Sempre fui contra doação empresarial. Espero que mude muito a campanha. A
doação empresarial é péssimo exemplo para democracia e está na raiz de
muitos problemas que vivemos no país.
Valor: O senhor está decepcionado com a política?
Haddad: A situação está muito crítica e o pior não é isso. É que a
situação atual afasta as pessoas de bem da política. A política está
cada vez menos convidativa, em parte porque a classe política de bem
está se degradando. Não há processo de regeneração e em parte porque não
há por parte daqueles que acompanham a politica o desejo de discernir o
bom do ruim. Quando você coloca todo mundo na mesma vala, você piora a
seleção. É o que está acontecendo no Brasil. Toda classe política,
independentemente de indivíduos corretos ou incorretos, todos estão
sendo colocados na mesma vala comum e o cidadão, por falta de informação
de quem é ético e quem não é, opta por outras variáveis para escolher,
que não são as melhores para sanear o sistema. Tem um círculo vicioso,
que leva a crer que Ulysses Guimarães estava certo. Está reclamando
desse Congresso? Vamos ver o próximo. É o que está acontecendo no
Brasil.
Valor: Diante desse quadro o senhor pretende se distanciar do PT?

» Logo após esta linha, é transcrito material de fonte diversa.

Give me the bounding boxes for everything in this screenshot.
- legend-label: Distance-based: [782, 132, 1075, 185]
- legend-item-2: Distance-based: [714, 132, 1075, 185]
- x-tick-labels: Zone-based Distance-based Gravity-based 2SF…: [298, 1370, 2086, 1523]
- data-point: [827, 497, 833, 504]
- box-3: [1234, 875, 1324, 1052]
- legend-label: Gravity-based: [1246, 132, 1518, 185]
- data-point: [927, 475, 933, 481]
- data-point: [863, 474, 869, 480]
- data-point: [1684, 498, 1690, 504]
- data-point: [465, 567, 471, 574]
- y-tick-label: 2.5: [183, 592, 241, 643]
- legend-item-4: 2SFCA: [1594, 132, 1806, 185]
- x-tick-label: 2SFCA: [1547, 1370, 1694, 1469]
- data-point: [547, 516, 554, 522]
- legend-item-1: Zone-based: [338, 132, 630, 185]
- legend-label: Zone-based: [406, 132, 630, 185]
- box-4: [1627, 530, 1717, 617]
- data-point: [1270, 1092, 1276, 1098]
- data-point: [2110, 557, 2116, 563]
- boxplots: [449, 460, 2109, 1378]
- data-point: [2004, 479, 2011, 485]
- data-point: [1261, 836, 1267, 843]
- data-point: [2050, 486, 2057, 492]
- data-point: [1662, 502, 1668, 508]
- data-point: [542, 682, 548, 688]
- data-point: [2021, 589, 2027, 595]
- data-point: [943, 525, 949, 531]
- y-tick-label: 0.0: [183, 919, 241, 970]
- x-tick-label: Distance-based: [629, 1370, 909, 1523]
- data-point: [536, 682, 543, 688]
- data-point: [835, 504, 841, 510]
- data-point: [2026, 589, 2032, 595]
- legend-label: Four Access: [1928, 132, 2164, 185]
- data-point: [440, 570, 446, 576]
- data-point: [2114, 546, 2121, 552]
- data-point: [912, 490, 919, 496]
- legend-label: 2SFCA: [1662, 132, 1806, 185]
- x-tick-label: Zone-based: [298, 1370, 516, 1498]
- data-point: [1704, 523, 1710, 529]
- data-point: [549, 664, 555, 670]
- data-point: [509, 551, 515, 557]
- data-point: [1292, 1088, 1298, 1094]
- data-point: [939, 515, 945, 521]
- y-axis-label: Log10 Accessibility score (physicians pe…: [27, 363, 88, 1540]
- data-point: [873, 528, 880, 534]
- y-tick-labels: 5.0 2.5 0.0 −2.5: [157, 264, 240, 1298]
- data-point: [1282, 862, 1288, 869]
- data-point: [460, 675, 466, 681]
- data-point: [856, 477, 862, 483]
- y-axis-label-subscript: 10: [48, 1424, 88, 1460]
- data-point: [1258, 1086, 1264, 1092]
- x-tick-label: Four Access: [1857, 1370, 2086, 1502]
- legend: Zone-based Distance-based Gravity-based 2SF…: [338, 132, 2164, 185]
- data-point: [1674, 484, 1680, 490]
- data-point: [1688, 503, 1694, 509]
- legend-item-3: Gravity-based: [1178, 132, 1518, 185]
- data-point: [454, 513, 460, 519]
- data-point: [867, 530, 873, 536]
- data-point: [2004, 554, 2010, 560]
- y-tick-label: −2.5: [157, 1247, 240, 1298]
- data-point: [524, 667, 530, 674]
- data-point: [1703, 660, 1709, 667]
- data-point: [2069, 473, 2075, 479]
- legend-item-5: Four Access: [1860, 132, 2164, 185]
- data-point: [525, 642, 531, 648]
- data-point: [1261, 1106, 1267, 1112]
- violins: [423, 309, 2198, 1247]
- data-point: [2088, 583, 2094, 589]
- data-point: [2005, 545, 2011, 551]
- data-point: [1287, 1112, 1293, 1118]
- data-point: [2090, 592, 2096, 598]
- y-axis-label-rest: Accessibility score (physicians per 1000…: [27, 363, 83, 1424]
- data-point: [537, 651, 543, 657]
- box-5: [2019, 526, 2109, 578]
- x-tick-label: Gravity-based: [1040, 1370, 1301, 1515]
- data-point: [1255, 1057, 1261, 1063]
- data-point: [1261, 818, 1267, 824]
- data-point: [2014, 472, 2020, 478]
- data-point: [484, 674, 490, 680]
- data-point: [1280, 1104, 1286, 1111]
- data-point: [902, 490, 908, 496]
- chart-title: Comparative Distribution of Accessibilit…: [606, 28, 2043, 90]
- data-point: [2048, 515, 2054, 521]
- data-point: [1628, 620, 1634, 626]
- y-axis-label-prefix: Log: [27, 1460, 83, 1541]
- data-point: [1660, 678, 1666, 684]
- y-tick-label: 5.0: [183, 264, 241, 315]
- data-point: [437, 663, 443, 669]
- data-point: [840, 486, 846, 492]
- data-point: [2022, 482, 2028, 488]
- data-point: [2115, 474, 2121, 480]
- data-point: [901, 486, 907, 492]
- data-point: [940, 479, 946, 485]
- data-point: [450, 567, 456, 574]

Haddad: As pessoas de bem estão cada vez mais desinteressadas da
política. É ruim para você, para o cidadão comum. Não vejo um esforço da
sociedade, em geral, de criar as condições para que as pessoas possam
discernir. Então as rotulações, as criminalizações coletivas estão sendo
a marca da política atual e da comunicação também. Tenho dito sempre
que vou dar palestra sobre o assunto – e sou razoavelmente bastante
convidado para falar sobre o assunto – digo que a honra do indivíduo é
um atributo dele, mas não é um ativo dele, é da sociedade. Nós
deveríamos aprender a defender a honra de quem tem, independentemente de
nossas posições ideológicas. Isso não está sendo feito nem pela
imprensa, por ninguém. Então lamento, mas isso é o caminho da tragédia,
não da regeneração. A partir do momento que eu não tenho coragem de sair
em defesa de um adversário político que é honrado, não estou
contribuindo para melhorar a sociedade.